Interesting question. Given that the existing XSL project uses v1.0 stylesheets, my initial thinking is that proposal would benefit with XSLT 2.0, along with XProc (Calabash comes to mind - http://www.xmlcalabash.com). I do think, given the install base using DocBook XSL, it would make sense to leverage existing code where it makes sense. However, I can imagine several areas in the code that could be refactored to take advantage of built-in features of 2.0 (xsl:result-document and xsl:function come to mind immediately).

But to answer your question: I think it makes sense to join the existing project, but as a separate "application," much like what exists for PDF and HTML today

Jeff said...

Jim, Calabash and XProc in general look set to scratch some itches that I usually write Python or PHP code for.

But WRT your take on modular DocBook - I'd take very much to heart the sentiment expresssed in the flame war over on Calabash's project page's comment section; having a complete stack of FOSS components to serve as a reference implementation would be a Very Good Thing.

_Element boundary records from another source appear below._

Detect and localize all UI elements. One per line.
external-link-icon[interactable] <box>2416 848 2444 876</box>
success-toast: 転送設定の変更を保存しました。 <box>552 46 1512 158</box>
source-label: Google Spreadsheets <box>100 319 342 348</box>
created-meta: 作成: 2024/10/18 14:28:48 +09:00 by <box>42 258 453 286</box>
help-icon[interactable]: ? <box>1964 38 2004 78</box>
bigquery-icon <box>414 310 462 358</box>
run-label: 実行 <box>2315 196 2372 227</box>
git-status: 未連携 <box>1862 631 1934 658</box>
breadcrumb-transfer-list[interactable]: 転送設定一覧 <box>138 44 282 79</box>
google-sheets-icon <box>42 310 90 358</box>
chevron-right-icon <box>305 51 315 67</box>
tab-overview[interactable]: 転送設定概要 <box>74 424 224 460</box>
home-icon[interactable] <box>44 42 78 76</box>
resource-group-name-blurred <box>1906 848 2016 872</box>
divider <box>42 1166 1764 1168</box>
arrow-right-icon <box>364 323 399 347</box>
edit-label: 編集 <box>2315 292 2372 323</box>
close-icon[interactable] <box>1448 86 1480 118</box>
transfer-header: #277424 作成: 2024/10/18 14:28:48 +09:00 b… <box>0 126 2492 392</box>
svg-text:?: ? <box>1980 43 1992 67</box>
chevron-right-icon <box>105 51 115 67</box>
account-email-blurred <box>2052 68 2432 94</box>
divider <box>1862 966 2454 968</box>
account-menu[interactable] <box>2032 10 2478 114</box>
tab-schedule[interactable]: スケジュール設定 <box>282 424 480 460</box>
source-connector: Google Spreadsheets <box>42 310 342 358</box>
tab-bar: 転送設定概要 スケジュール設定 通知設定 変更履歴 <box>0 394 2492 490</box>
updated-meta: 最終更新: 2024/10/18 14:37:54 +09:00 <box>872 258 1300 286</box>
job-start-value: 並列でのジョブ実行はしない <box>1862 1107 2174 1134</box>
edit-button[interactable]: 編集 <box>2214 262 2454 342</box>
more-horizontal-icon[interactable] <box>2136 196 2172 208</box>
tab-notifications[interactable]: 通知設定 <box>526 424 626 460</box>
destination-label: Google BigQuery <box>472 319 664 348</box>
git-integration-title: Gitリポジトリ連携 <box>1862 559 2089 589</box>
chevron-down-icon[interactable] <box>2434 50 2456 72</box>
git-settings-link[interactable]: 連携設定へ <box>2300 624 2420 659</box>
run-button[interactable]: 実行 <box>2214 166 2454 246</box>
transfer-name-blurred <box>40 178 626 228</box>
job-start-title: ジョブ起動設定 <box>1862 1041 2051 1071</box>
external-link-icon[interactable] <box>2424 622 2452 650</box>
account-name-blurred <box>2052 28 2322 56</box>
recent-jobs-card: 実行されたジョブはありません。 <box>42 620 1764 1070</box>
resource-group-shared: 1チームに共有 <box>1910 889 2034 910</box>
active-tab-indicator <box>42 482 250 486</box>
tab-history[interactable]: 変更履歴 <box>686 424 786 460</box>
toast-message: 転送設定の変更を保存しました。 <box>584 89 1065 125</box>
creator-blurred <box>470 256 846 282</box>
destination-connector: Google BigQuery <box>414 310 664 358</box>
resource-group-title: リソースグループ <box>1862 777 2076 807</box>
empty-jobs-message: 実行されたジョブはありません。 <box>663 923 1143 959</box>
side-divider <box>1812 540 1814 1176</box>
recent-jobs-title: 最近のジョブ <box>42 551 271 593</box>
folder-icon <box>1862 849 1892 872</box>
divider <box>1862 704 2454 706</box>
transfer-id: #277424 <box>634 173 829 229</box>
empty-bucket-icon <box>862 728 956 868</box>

Not that all of us are necessarily cheapskates. But as you're likely painfully aware, the greatest benefit of a complete FOSS toolchain in the documentation space is the guarantee that at some arbitrary future time, some competent practitioner(s) can faithfully recreate the output you intended from your document sources. For those of us who cut our writing teeth on DisplayWrite and friends, that is no small thing.

Michael Rempel said...

Did anything ever come of this? I am actively looking for best of breed current standards based solutions. DocBook 5.1 seems stalled. Is it?

Carlos said...

Jim,

While not as elaborate as the Assembly concept you've always been able to build modular documents with XInclude and write them as separate documents with the goal of creating reusable modular concepts.

My other concern is adoption and whether this is really needed/useful in Docbook or whether we can modify the transclusion mechanisms we already have to make this work. I particularly find the work that went into the dita2docbook stylesheet in the DITA toolkit intriguing and worth more research.